In FY2022, 430 people participated in on-site examinations (measurement using “NouKNOW” and medical interview), of which approximately 10% led to recommendations to see a medical institution. In FY2023, Eisai will continue to raise awareness of brain health among residents and contribute to early detection and support of dementia.

Eisai has concluded regional cooperation agreements with local governments, medical associations, and other organizations throughout Japan, and is promoting efforts to realize a Dementia-Inclusive Society (167 locations in 45 prefectures as of March 31, 2023). In addition, Eisai is collaborating with 46 other local governments including Bunkyo City (in FY2022) on dementia-related projects, providing opportunities for brain health assessments tailored to local issues and promoting initiatives to establish a pathway to subsequent medical care and support. Eisai will contribute to the creation of a community where citizens are aware of and check their brain health from the stage where they are in a healthy condition, and where early detection, diagnosis, and preparation for dementia are possible, aiming to realize a Dementia-Inclusive Society where people with dementia and the people in the daily living domain can live their lives how they would like.

Media Inquiries:
Public Relations Department,
Eisai Co., Ltd.
+81-(0)3-3817-5120

[Notes to Editors]
1. About “NouKNOW”
“NouKNOW” (non-medical device) is a self-assessment tool of brain performance (brain health) developed by Eisai based on the algorithm created by Cogstate, Ltd. (Headquarters: Australia) for which Eisai holds the rights for exclusive development and commercialization worldwide. It is conducted through a simple card test using a PC, tablet or smartphone device to quantitatively measure brain performance in four tests evaluating psychomotor function, attention, learning and memory, and working memory. This digital tool allows users to self-assess independently and in a short time frame (approx.15 minutes), enabling regular assessments in instances such as daily life and health checkups.
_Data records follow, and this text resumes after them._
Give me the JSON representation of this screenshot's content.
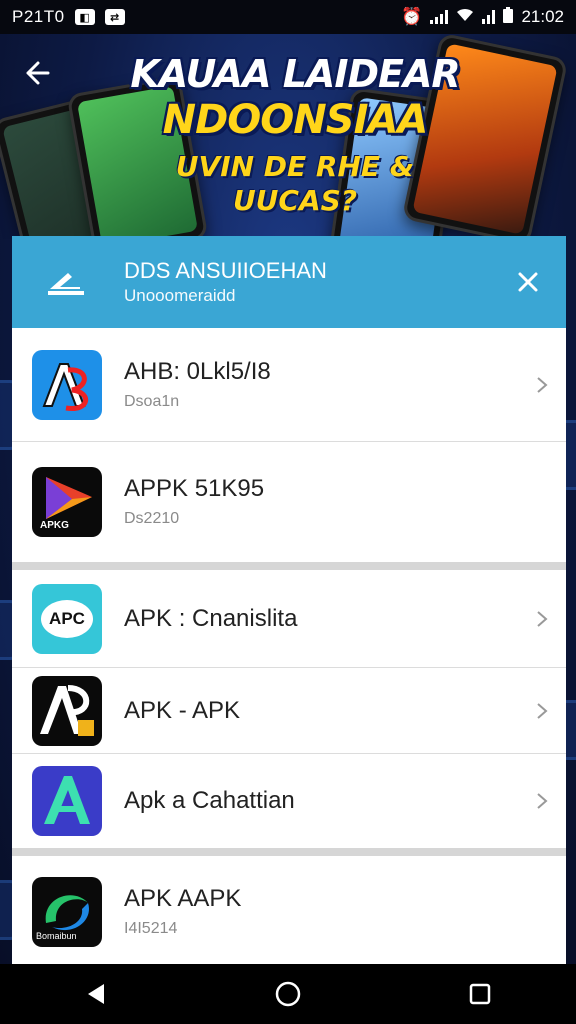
{
  "status_bar": {
    "left_time": "P21T0",
    "right_time": "21:02"
  },
  "hero": {
    "title": "KAUAA LAIDEAR",
    "subtitle": "NDOONSIAA",
    "tagline": "UVIN DE RHE & UUCAS?"
  },
  "dialog": {
    "title": "DDS ANSUIIOEHAN",
    "subtitle": "Unooomeraidd"
  },
  "apps": [
    {
      "title": "AHB: 0Lkl5/I8",
      "subtitle": "Dsoa1n",
      "icon": "ab-logo-icon",
      "chevron": true
    },
    {
      "title": "APPK 51K95",
      "subtitle": "Ds2210",
      "icon": "play-triangle-icon",
      "chevron": false
    },
    {
      "title": "APK : Cnanislita",
      "subtitle": "",
      "icon": "apc-logo-icon",
      "chevron": true
    },
    {
      "title": "APK - APK",
      "subtitle": "",
      "icon": "ap-logo-icon",
      "chevron": true
    },
    {
      "title": "Apk a Cahattian",
      "subtitle": "",
      "icon": "a-logo-icon",
      "chevron": true
    },
    {
      "title": "APK AAPK",
      "subtitle": "I4I5214",
      "icon": "swirl-logo-icon",
      "chevron": false
    }
  ],
  "icon_labels": {
    "apc": "APC",
    "apkg": "APKG",
    "swirl": "Bomaibun"
  },
  "colors": {
    "header": "#3aa6d4",
    "accent_yellow": "#ffd51a"
  }
}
On the results screen, a score (brain performance index (BPI)) – as a measurement of quantified brain performance aspects such as memorization, cognition, and decision – appears along with lifestyle advice for maintaining brain performance.

For additional information, please visit https://nouknow.jp/. (Japanese only)

2. About Pay For Success (PFS)
Pay For Success (PFS) is a new method of public-private partnership to set outcome indicators in accordance with the administrative issues to be solved by the projects that local public entities, etc. contract out to private sectors for its implementation, and the amount paid by the local public entity, etc. to the private sector for outsourcing a project is linked to improvement of the relevant outcome indicators as evaluated by a third party. PFS is a policy promoted by the Cabinet Office of Japan, which is expected to improve the quality of public services and reduce expenditures.